Vos Rapporteures tiennent toutefois à rappeler qu’il est important, y compris dans les distributeurs déployés en milieu universitaire, que les femmes aient le choix de leur protection menstruelle parmi différents types et parmi différentes marques. Elles considèrent que la distribution doit se développer dans l’ensemble des universités de France à travers deux types d’aides complémentaires :

− la mise à disposition de protections à l’unité pour des besoins ponctuels ;

− une distribution régulière de paquets de protection à destination des étudiantes les moins aisées et visant à couvrir l’ensemble de leurs besoins en la matière.

Le premier type de distribution, à l’unité, s’apparente en réalité à la mise à disposition de papier toilette et doit pouvoir se développer notamment dans les toilettes des universités.
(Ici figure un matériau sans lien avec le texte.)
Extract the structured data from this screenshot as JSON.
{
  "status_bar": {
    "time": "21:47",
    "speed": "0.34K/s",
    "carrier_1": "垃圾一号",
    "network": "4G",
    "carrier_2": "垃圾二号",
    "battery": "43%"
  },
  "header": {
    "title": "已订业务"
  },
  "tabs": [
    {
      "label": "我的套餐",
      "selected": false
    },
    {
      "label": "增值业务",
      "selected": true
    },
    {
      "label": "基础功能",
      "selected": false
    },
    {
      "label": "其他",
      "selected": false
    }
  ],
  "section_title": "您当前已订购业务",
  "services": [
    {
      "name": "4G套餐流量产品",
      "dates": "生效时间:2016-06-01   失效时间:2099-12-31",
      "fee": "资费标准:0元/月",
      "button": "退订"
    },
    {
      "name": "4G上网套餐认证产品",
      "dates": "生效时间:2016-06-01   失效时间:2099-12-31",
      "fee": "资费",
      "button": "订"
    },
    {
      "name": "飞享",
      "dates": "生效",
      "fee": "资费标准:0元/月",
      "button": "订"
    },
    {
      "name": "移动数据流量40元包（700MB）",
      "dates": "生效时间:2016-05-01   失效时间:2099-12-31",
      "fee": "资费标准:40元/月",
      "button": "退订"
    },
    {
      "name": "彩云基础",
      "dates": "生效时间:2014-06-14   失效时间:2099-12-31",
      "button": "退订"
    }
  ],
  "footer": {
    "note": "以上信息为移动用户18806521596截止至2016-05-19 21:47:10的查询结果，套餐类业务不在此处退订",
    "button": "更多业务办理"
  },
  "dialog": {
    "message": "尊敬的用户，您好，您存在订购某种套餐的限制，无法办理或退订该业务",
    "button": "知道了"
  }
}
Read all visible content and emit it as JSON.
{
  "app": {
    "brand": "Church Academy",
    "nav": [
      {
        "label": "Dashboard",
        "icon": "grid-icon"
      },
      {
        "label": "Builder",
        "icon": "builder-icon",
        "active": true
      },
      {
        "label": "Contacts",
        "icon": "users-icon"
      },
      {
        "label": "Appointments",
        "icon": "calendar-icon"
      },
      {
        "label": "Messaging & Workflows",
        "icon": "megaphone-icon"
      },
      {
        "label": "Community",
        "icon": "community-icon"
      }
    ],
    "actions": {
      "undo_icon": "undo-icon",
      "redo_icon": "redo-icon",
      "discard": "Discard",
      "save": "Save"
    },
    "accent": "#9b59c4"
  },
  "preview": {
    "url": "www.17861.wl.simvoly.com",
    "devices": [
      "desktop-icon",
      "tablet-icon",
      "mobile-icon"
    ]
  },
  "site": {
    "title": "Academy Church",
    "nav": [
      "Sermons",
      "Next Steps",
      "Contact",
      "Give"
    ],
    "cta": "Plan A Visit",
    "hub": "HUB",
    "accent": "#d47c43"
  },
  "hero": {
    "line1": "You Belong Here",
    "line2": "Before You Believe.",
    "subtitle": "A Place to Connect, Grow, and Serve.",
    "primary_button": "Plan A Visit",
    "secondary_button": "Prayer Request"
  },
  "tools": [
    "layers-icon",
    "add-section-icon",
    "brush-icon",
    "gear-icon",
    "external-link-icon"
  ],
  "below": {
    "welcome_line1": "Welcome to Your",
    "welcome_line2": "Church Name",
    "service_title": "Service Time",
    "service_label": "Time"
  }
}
À la lumière de l’expérience lilloise et de l’absence d’abus ou de malveillances, vos Rapporteures estiment que ce second type de

distribution peut tout à fait se traduire par une mise à disposition de paquets en libre accès dans les lieux de vie universitaires.

Recommandation n° 32 : généraliser la distribution gratuite de protections menstruelles au sein des universités françaises.

Au-delà du monde universitaire, des protections menstruelles doivent également être accessibles pour toutes les élèves du secondaire. Si au lycée le même type de double distribution peut sans doute être mis en place, il semble que ce modèle doive être adapté pour le public des collèges. En effet, les différents témoignages recueillis par vos Rapporteures, ainsi que les échanges qu’elles ont pu avoir avec le personnel du collège Rosa Parks lors de leur déplacement à Rennes, ont bien montré que la mise à disposition en libre accès dans des lieux non surveillés comme les toilettes conduirait, de manière certaine, à des abus, notamment à des jeux utilisant les protections, entraînant ainsi un important gaspillage et en privant par là même les jeunes filles des protections dont elles pourraient avoir besoin. Un autre système de distribution doit sans doute être pensé pour cet environnement spécifique. Les infirmeries et les vies scolaires doivent avoir un stock de protection que les jeunes filles puissent venir chercher et vos Rapporteures préconisent de réfléchir à un moyen de permettre un accès libre plus discret. En effet, les jeunes filles ne sont pas toujours à l’aise pour demander à un adulte, surtout s’il s’agit d’un homme, des protections menstruelles.

Recommandation n° 33 : multiplier les lieux de distributions de protections menstruelles dans les collèges et les lycées, en particulier dans les lieux de vie des élèves, et expérimenter la mise en place de distributeurs dans les toilettes.

En sus des collèges et lycées, cette question de l’accès aux protections doit également être mieux prise en compte dans les lieux de vie des jeunes comme les pensionnats ou les foyers de l’aide sociale à l’enfance. Vos Rapporteures considèrent que dans ces lieux, les protections menstruelles doivent être distribuées de manière systématique aux jeunes filles, au même titre que le papier toilette par exemple.

Lors de leur déplacement à Lille, vos Rapporteures ont pu rencontrer Mme Chevaler, infirmière de l’association « Le GAP » (1), accompagnée d’une assistante sociale de l’association, qui ont témoigné des conditions d’accès aux produits d’hygiène pour les jeunes placés en foyer. Ceux-ci disposent de 8 euros par mois pour acheter l’ensemble des produits dont ils ont besoin et le budget est le même pour les filles et les garçons. Vos Rapporteures soulignent la faiblesse de ce budget et la nécessité de prendre en compte, dans le budget des jeunes filles placées en foyer, l’acquisition des protections menstruelles.

(1) Le GAP est un groupement d’associations du Nord-Pas-de-Calais du secteur social et médico-social, œuvrant pour la protection de l’Enfance et de l’Adolescence en difficulté.

Recommandation n° 34 : s’assurer que dans les lieux d’hébergement de certains jeunes, comme les pensionnats ou les foyers de l’aide sociale à l’enfance, les protections menstruelles soient accessibles.